¿Hay vida en Pink Floyd?
El ovni de Pink Floyd aterrizó el lunes en España. Quien recuerde la llegada de los extraterrestres a la Tierra en Encuentros en la tercera fase, se podrá crear una imagen visual del acontecimiento. De tanto ruidito y lucecita, el gigantesco escenario parecía recién llegado de otro planeta. Sólo que, en vez de los marcianitos cabezones de la película, de la nave rosa salieron tres señores llamados David Gilmour, Nick Mason y Rick Wright, acompañados de una tripulación de ocho músicos.Pink Floyd lleva ya casi 30 años en el gran negocio del pop. Adalides de la psicodelia en los sesenta, reyes del rock progresivo en los setenta y de los grandes espectáculos visuales en los ochenta, estos tres británicos han llegado a esta década con un nivel de popularidad envidiable. Ni el punk, ni el grunge, ni la marcha sucesiva de sus dos líderes (Syd Barret y Roger Waters) han podido con ellos. Sin apenas cambiar de discurso musical, los largos paisajes sonoros de Gilmour y compañía siguen atrayendo a un amplio público de todas las edades, para horror de los críticos y gozo de su compañía discográfica.
Pink Floyd
David Gilmour (voz, guitarra), Nick Mason (batería), Rick Wright (teclados, voz), John Carin (teclados, voz), Tim Renwick (guitarras, voz), Guy Pratt (bajo, voz), Gary Wallis (percusión), Dick Parry (saxo), Sani Browne, Durga McBroom y Claudia Fontaine (voces). 30.000 personas. Precio: 4.000 pesetas. Estadio de Anoeta. San Sebastián, 25 de julio.
Así lo demostró la audiencia multigeneracional que acudió al estadio de Anoeta de San Sebastián. A juzgar por los aplausos, las cerca de 30.000 personas parecieron satisfechas con lo que el espectáculo dio de sí. Y es que en el aspecto técnico, el concepto escénico de Pink Floyd es irreprochable. La ejecución de las canciones rozó la perfección. Gilmour, motor y alma de la banda, es un guitarrista elegante y eficaz, y su equipo le siguió sin mayores problemas.
A pesar de las reverberaciones, la calidad del sonido fue muy superior a la acostumbrada en recintos tan amplios. Las pantallas acústicas desperdigadas por todo el estadio lograron crear efectos sonoros envolventes de gran impacto. Todo acompañado por un verdadero desmadre de luces, lasers, vídeos, muñecos gigantes y fuegos artificiales, auténtico eje sobre el que gira todo el espectáculo.

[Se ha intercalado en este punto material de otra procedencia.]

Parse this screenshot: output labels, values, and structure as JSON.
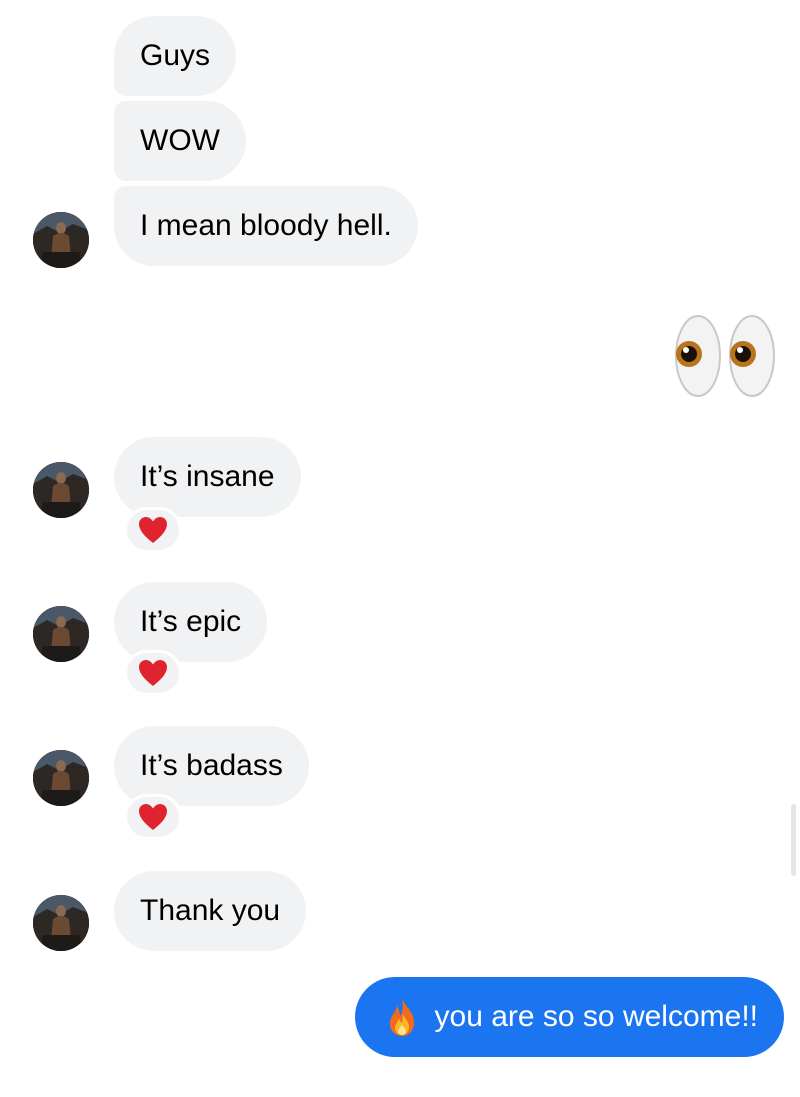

Para el que no pida más por 4.000 pesetas, el recital es altamente recomendable. Pero para el iluso que todavía cree que las actuaciones se deben diferenciar de los discos por el calor, la diversión, la espontaneidad o el contacto con el público, el show es un calvario.
Helado planeta
En el helado planeta Floyd, todo está programado por ordenador, y las emociones no existen. Hasta la tercera canción, en la que David Gilmour demostró no ser un maniquí al dirigirse al público, no hubo prueba de vida inteligente sobre el escenario.Engullido por el mastodóntico montaje, el grupo se mostró incapaz de transmitir sentimientos humanos, y su derroche tecnológico acabó por aburrir. El asombro ante los artificios visuales no se puede mantener durante dos horas, y cuando los efectos remiten, los bostezos hacen acto de presencia. Tampoco hay lugar para la intimidad, y canciones tan bellas como Wish you were here suenan absurdas y desangeladas.
Puede que a Pink Floyd no le quede nada que decir. Algo más que probable teniendo en cuenta su afición a repetir viejos esquemas hasta la extenuación. Pero después de ver su gélida actuación, uno llega incluso a dudar de que este grupo se componga de seres de carne y hueso, y no de replicantes mecánicos tan perfectos como sus juegos de luces. La pregunta es: ¿hay vida en Pink Floyd? La respuesta debe ser no.